Eventually, Monica turned to the internet and began making connections with people on Instagram, people she still keeps in touch with today. Eventually, she found an in-person support group called the Bay Area Young Survivors.
She joined the board of directors for this group. During this time, she learned about the BC Healthline (now Bezzy BC) community and eventually became the community’s guide, working to welcome new members, keeping conversations productive and supportive, and leading live discussions.
She wanted to give back to her community and be around people who truly understood what it was like to live with a breast cancer diagnosis.

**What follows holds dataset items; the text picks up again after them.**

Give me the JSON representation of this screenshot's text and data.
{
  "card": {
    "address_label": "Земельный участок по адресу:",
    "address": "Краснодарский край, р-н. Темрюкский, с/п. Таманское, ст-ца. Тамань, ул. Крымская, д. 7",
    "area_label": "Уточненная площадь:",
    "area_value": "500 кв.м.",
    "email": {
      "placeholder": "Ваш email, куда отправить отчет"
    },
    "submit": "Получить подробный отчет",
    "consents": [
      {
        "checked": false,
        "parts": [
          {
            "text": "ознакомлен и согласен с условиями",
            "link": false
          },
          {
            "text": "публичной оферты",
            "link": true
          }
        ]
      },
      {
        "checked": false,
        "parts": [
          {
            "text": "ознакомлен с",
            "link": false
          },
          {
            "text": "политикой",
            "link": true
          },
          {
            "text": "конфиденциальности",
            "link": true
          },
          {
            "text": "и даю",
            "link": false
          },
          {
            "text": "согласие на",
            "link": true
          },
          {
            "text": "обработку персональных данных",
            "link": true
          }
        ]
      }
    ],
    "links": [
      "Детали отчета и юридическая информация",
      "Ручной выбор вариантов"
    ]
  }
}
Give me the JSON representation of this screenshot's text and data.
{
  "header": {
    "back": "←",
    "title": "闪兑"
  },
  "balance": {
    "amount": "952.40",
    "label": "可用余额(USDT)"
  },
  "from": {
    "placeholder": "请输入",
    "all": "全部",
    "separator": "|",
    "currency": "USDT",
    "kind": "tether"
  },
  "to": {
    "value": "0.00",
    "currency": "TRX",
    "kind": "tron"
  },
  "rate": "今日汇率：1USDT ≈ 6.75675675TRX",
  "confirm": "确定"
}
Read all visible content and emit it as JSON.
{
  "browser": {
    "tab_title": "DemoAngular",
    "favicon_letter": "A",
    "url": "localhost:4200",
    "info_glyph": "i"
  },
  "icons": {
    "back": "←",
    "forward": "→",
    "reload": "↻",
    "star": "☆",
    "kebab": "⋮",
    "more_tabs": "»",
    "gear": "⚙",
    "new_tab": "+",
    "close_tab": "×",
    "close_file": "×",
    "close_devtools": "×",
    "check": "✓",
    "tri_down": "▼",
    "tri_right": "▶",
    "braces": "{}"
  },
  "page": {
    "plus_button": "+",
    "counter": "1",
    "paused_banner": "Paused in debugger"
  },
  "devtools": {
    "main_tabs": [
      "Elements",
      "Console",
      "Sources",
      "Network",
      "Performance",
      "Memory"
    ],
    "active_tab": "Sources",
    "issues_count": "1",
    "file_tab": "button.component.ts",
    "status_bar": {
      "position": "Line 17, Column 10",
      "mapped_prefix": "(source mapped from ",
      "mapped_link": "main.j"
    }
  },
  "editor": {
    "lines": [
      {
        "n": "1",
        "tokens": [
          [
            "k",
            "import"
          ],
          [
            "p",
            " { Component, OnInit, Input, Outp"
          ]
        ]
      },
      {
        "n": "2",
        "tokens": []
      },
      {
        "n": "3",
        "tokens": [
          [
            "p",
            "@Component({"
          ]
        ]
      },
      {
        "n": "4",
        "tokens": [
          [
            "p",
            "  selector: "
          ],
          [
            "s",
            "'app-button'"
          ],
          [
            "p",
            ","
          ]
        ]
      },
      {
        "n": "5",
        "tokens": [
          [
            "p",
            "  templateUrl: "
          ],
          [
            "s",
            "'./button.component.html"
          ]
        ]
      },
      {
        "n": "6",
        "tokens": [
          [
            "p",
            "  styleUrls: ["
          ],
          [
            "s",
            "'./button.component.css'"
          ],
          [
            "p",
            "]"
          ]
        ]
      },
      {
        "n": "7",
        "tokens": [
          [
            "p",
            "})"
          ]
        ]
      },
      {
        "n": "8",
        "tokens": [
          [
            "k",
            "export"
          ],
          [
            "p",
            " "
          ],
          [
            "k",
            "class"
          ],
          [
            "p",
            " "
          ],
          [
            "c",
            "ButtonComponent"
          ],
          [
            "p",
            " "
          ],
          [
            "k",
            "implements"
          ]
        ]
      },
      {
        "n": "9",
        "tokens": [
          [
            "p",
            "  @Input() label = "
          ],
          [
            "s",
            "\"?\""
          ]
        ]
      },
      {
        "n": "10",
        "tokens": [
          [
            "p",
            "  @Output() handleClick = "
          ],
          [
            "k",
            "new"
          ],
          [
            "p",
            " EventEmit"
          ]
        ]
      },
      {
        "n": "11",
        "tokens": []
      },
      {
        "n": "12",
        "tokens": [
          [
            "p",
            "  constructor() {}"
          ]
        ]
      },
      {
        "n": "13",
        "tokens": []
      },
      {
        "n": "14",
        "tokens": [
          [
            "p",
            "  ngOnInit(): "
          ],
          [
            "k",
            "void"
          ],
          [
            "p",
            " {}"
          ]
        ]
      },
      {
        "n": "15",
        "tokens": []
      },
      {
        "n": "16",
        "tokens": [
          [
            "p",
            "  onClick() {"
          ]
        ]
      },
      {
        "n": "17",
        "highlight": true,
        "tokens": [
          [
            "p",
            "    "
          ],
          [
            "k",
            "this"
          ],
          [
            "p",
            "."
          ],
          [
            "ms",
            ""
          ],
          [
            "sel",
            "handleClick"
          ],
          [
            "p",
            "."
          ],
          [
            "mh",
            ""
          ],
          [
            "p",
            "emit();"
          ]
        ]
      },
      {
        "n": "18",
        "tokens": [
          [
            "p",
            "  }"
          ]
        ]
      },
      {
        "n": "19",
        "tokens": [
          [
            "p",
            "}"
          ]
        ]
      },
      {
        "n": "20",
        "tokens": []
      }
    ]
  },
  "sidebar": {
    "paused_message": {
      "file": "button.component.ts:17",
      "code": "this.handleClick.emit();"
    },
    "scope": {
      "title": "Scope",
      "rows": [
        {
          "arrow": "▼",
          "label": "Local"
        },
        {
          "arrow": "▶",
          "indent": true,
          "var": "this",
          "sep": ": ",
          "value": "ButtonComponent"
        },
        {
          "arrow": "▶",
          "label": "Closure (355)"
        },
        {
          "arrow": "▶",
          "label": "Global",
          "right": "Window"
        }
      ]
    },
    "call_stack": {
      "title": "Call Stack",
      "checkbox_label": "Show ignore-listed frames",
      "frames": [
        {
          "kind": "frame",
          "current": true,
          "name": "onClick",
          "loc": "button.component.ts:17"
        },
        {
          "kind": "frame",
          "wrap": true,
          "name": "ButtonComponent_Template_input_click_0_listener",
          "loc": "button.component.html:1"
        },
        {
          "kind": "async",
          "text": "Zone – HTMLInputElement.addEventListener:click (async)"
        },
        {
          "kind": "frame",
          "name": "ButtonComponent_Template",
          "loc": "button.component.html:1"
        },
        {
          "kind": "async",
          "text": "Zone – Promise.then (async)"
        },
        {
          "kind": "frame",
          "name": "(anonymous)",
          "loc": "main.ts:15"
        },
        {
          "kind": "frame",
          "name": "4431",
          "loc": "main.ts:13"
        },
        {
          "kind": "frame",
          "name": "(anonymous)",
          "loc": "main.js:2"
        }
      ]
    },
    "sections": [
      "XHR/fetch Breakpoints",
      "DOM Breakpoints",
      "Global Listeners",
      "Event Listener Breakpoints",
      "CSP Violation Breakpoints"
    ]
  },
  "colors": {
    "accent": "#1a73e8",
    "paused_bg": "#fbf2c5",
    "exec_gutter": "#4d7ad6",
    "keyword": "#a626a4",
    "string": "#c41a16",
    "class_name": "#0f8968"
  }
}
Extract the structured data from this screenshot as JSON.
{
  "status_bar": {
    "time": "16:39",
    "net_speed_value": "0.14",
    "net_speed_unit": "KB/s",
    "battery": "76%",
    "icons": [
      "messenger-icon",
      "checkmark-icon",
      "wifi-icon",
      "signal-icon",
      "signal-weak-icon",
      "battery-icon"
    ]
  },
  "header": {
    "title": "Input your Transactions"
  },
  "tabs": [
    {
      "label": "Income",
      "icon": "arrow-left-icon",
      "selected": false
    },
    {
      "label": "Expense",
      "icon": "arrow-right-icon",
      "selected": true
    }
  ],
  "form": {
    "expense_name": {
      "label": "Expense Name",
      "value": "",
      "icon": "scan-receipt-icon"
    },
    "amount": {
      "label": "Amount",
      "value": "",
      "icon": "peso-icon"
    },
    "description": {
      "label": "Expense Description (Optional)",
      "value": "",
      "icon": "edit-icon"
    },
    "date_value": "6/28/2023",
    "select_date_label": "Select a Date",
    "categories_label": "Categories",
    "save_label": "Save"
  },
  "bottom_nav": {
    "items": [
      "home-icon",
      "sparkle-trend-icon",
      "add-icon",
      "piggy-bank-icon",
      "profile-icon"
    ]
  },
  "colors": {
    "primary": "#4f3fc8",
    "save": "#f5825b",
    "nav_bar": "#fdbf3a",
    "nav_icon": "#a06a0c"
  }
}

“Whether you’re in giving back mode or healing mode, nobody understands what it’s like to live after a cancer diagnosis better than somebody else who has had cancer,” she says.
Even though she’s now finished radiation and chemo, she’s still on hormone therapy, which means that the community is there for her questions, too.
It’s OK to be despondent and devastated and elated — sometimes all at once — and be able to share stories and empower somebody else with information.
— Monica Haro
“Once you’ve had a breast cancer diagnosis, you always kind of live with cancer because you’re always concerned about a recurrence or metastatic recurrence,” she says. “So even if I may not be actively sick or struggling with chemo, it still affects my mindset.”
In her role as Bezzy BC guide, you can count on Monica to create a positive and supportive space where everyone feels seen, welcome, and understood.
“I really, really love being able to curate a safe space to talk about everything,” she says. “Every feeling is valid, and it’s OK to share. It’s OK to be despondent and devastated and elated — sometimes all at once — and be able to share stories and empower somebody else with information.”